Qu’il demeure ce pèlerin d’espérance qu’il nous appelle tous à mieux être durant cette année jubilaire.

 

 

Prière universelle, proposée par Mgr Pascal Wintzer

En cette octave de Pâques, dans la lumière de la Résurrection du Seigneur, confions le pape François à l’amour et à la miséricorde du Père.

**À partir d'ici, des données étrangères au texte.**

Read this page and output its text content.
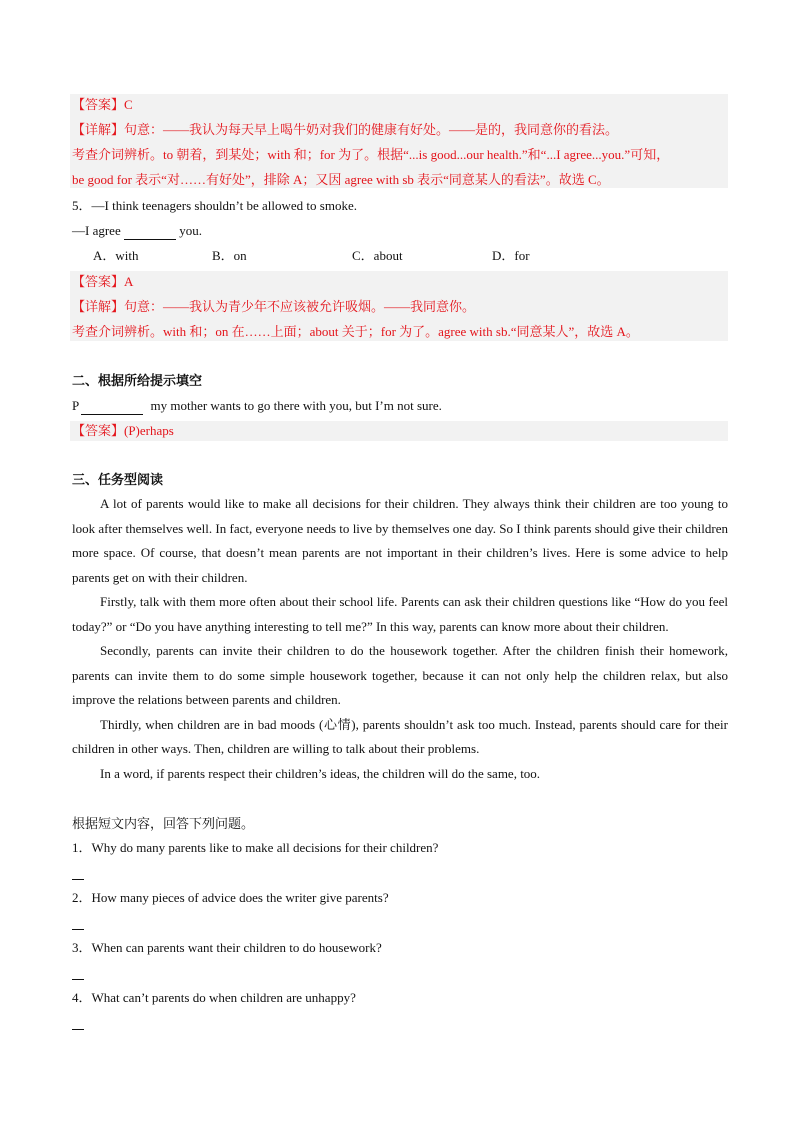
【答案】C
【详解】句意：——我认为每天早上喝牛奶对我们的健康有好处。——是的，我同意你的看法。
考查介词辨析。to 朝着，到某处；with 和；for 为了。根据“...is good...our health.”和“...I agree...you.”可知，
be good for 表示“对……有好处”，排除 A；又因 agree with sb 表示“同意某人的看法”。故选 C。
5．—I think teenagers shouldn’t be allowed to smoke.
—I agree	you.
A．with	B．on	C．about	D．for
【答案】A
【详解】句意：——我认为青少年不应该被允许吸烟。——我同意你。
考查介词辨析。with 和；on 在……上面；about 关于；for 为了。agree with sb.“同意某人”，故选 A。
二、根据所给提示填空
P	my mother wants to go there with you, but I’m not sure.
【答案】(P)erhaps
三、任务型阅读

A lot of parents would like to make all decisions for their children. They always think their children are too young to look after themselves well. In fact, everyone needs to live by themselves one day. So I think parents should give their children more space. Of course, that doesn’t mean parents are not important in their children’s lives. Here is some advice to help parents get on with their children.

Firstly, talk with them more often about their school life. Parents can ask their children questions like “How do you feel today?” or “Do you have anything interesting to tell me?” In this way, parents can know more about their children.

Secondly, parents can invite their children to do the housework together. After the children finish their homework, parents can invite them to do some simple housework together, because it can not only help the children relax, but also improve the relations between parents and children.

Thirdly, when children are in bad moods (心情), parents shouldn’t ask too much. Instead, parents should care for their children in other ways. Then, children are willing to talk about their problems.

In a word, if parents respect their children’s ideas, the children will do the same, too.

根据短文内容，回答下列问题。
1．Why do many parents like to make all decisions for their children?
2．How many pieces of advice does the writer give parents?
3．When can parents want their children to do housework?
4．What can’t parents do when children are unhappy?
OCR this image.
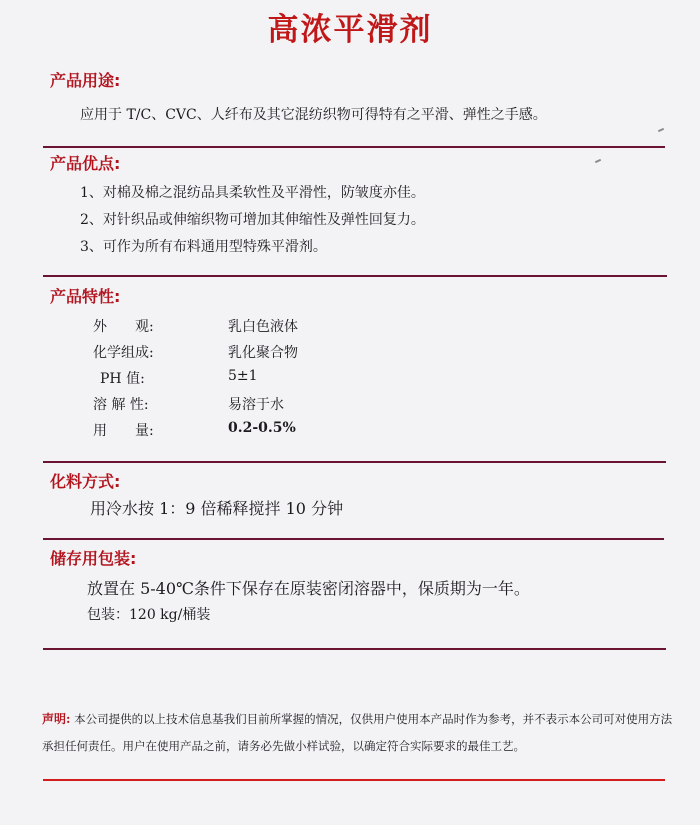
高浓平滑剂
产品用途:
应用于 T/C、CVC、人纤布及其它混纺织物可得特有之平滑、弹性之手感。
产品优点:
1、对棉及棉之混纺品具柔软性及平滑性，防皱度亦佳。
2、对针织品或伸缩织物可增加其伸缩性及弹性回复力。
3、可作为所有布料通用型特殊平滑剂。
产品特性:
外　　观:	乳白色液体
化学组成:	乳化聚合物
PH 值:	5±1
溶 解 性:	易溶于水
用　　量:	0.2-0.5%
化料方式:
用冷水按 1：9 倍稀释搅拌 10 分钟
储存用包装:
放置在 5-40℃条件下保存在原装密闭溶器中，保质期为一年。
包装：120 kg/桶装
声明: 本公司提供的以上技术信息基我们目前所掌握的情况，仅供用户使用本产品时作为参考，并不表示本公司可对使用方法承担任何责任。用户在使用产品之前，请务必先做小样试验，以确定符合实际要求的最佳工艺。
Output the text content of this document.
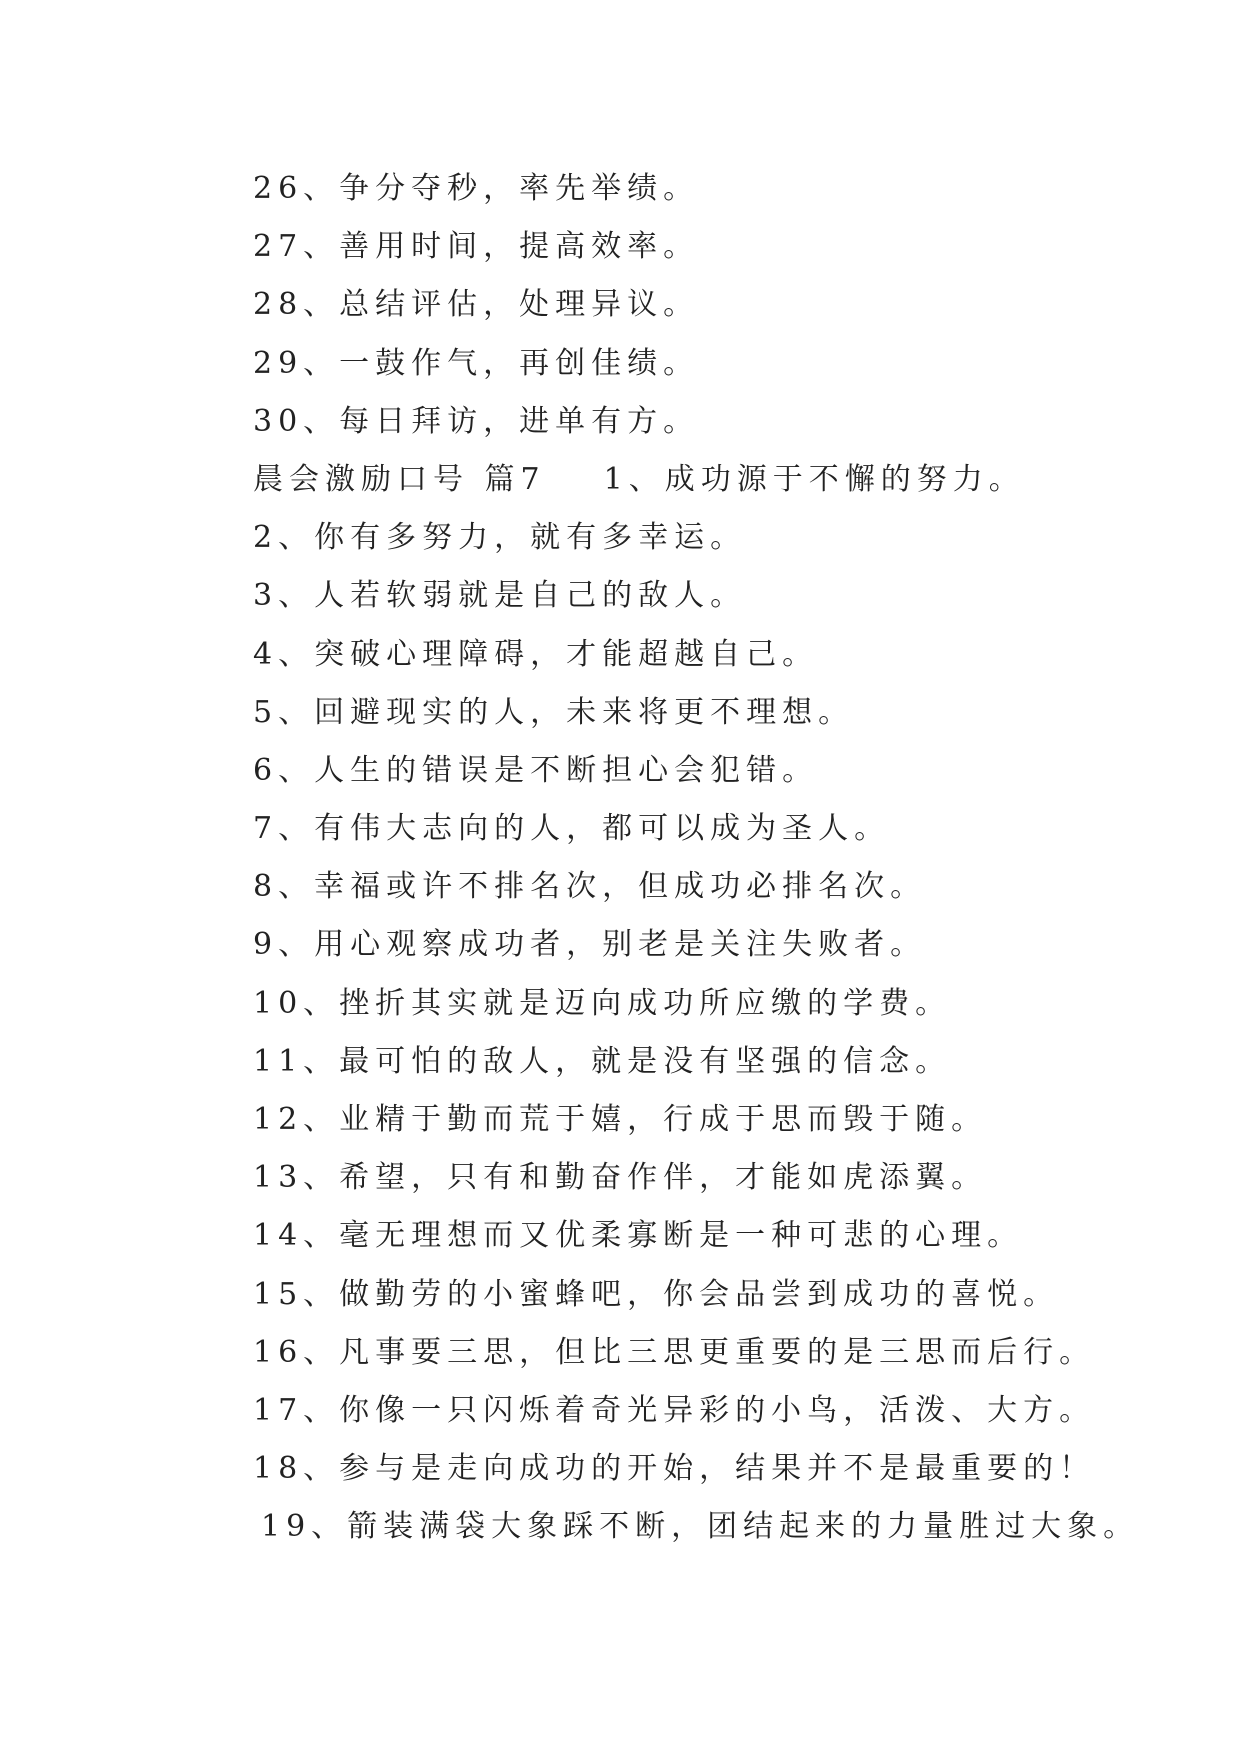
26、争分夺秒，率先举绩。
27、善用时间，提高效率。
28、总结评估，处理异议。
29、一鼓作气，再创佳绩。
30、每日拜访，进单有方。
晨会激励口号 篇7 1、成功源于不懈的努力。
2、你有多努力，就有多幸运。
3、人若软弱就是自己的敌人。
4、突破心理障碍，才能超越自己。
5、回避现实的人，未来将更不理想。
6、人生的错误是不断担心会犯错。
7、有伟大志向的人，都可以成为圣人。
8、幸福或许不排名次，但成功必排名次。
9、用心观察成功者，别老是关注失败者。
10、挫折其实就是迈向成功所应缴的学费。
11、最可怕的敌人，就是没有坚强的信念。
12、业精于勤而荒于嬉，行成于思而毁于随。
13、希望，只有和勤奋作伴，才能如虎添翼。
14、毫无理想而又优柔寡断是一种可悲的心理。
15、做勤劳的小蜜蜂吧，你会品尝到成功的喜悦。
16、凡事要三思，但比三思更重要的是三思而后行。
17、你像一只闪烁着奇光异彩的小鸟，活泼、大方。
18、参与是走向成功的开始，结果并不是最重要的！
19、箭装满袋大象踩不断，团结起来的力量胜过大象。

  1. Élu pape en 2013, Jorge-Mario Bergoglio déclara que les cardinaux avaient choisi un Pape qui venait du bout du monde. 
    Le pape François, par sa personne, sa vie, ses paroles a fait percevoir à l’Église toute sa catholicité, faite de femmes et d’hommes de tous les continents, de toutes les cultures.
    Nous t’en prions Seigneur, aide-nous à grandir dans la fraternité qui nous relie tous, enfants du même Père.
     
  2. Le premier déplacement du pape François fut pour l’île de Lampedusa, dans la Méditerranée. Il n’a jamais pris son parti des désordres du monde qui poussent tant et tant de personnes à quitter leur pays pour risquer leur vie dans l’espérance d’une maison plus sûre.
    Nous t’en prions Seigneur, éclaire nos intelligences et nos cœurs pour que nous agissions pour des conditions de vie, chez nous et ailleurs dans le monde, qui respectent les droits de chacun.
     
  3. Reprenant les paroles de celui dont il choisit le nom, François, le Pape chanta la beauté du monde, de tout être humain, des animaux, des végétaux, de l’eau et du vent, Laudato si’ Ô mi Signore.
    Nous avons encore à beaucoup changer pour comprendre que “tout est lié”, que la préservation de la planète est au bénéfice de chacun de nous.
    Nous t’en prions Seigneur, aide-nous, chrétiens et personnes de bonne volonté, à réfréner nos instincts prédateurs pour respecter et préserver ce qu’il y a de fragile dans le monde.
     
  4. À la suite du pape Benoît XVI, le pape François a agi pour rendre justice et protéger les personnes, surtout les femmes et les enfants, qui ont eu ou qui ont encore à subir la violence de la part de prêtres, de religieux, de personnes engagées dans l’Église catholique.
    Nous t’en prions Seigneur, aide chacun à ne pas détourner le regard, à ne pas fermer les yeux lorsqu’il apprend des faits de violence. Qu’aucun de nous ne soit complice par son silence ou sa pusillanimité.

 

Seigneur accueille les prières que nous t’adressons en ce jour. Elles se joignent à notre action de grâce pour celui qui t’a servi par sa vie et sa parole, le pape François. Nous te le recommandons, toi qui vis et règne pour les siècles des siècles.